The most important reason for the fragmentation of the Maghrib-and the loss of Andalus-was the loss of legitimacy of rule. Legitimacy is a central issue that has haunted Islamic history since the assassinations of Uthman (r) and Ali (r). A ruler and a system of government that is accepted as legitimate elicits its support from the people. Such support is essential to building a civilization. Conversely, rule that is considered illegitimate is constantly challenged and can only be sustained by force. This was well understood by the Shi’a Fatimids, the Sunni Murabitun and the Mu’tazilite Al Muhaddith. Each of these dynasties packaged their appeal in religious terminology and sought their legitimacy in an Islamic framework. Thus the Fatimids claimed their descent from Ali ibn Abu Talib (r), the Murabitun claimed an orthodox reformation against the excesses of the Fatimids and Kharijites and the Al Muhaddith claimed a rational basis for rule based on reason and consensus.
The disappearance of a centralized empire in the Maghrib made the issue of political legitimacy particularly acute. The emirs were unsuccessful in expressing their legitimacy in religious terms, as had the Fatimids, the Murabitun and the Al Muhaddith. Politics became increasingly separated from religion. The divergence of politics from religious ethics was at the core of the loss of Andalus. The regional courts became a paradise for sycophants. Historians wrote and poets sang in glorious verse of their patron emirs whenever they won a small skirmish or built a minor monument. Gone was the grand idea of building a universal Islamic community in the Maghrib.

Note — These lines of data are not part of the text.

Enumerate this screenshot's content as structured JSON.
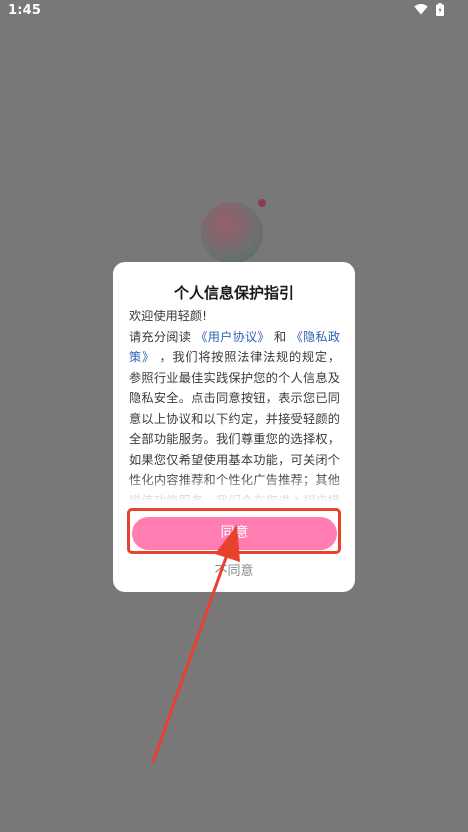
{
  "status_bar": {
    "time": "1:45"
  },
  "dialog": {
    "title": "个人信息保护指引",
    "greeting": "欢迎使用轻颜!",
    "body": {
      "prefix": "请充分阅读",
      "link_user_agreement": "《用户协议》",
      "conjunction": "和",
      "link_privacy_policy": "《隐私政策》",
      "text": "，我们将按照法律法规的规定，参照行业最佳实践保护您的个人信息及隐私安全。点击同意按钮，表示您已同意以上协议和以下约定，并接受轻颜的全部功能服务。我们尊重您的选择权，如果您仅希望使用基本功能，可关闭个性化内容推荐和个性化广告推荐；其他增值功能服务，我们会在您进入相应模块时进行单独告知，并仅在获得授权",
      "link_color": "#2f63b4"
    },
    "agree_label": "同意",
    "disagree_label": "不同意",
    "agree_color": "#ff7db0"
  },
  "annotation": {
    "color": "#e8412d"
  }
}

Great efforts spring forth from great ideas. Only faith in a super-ordinate idea can demand and obtain the willing sacrifice that is the basis of great efforts. Without an idea that transcends individual egos, great collective achievements are not possible. Without a superordinate vision, the masses are like wild fires that burn everything in front of them. But when they are held together by a common idea, they are like a powerful laser beam that inscribes its edict on the edifice of history. Ideas are the glue, the cement, the force and the power that hold people together. They form the ethical basis, the foundation of a civilization.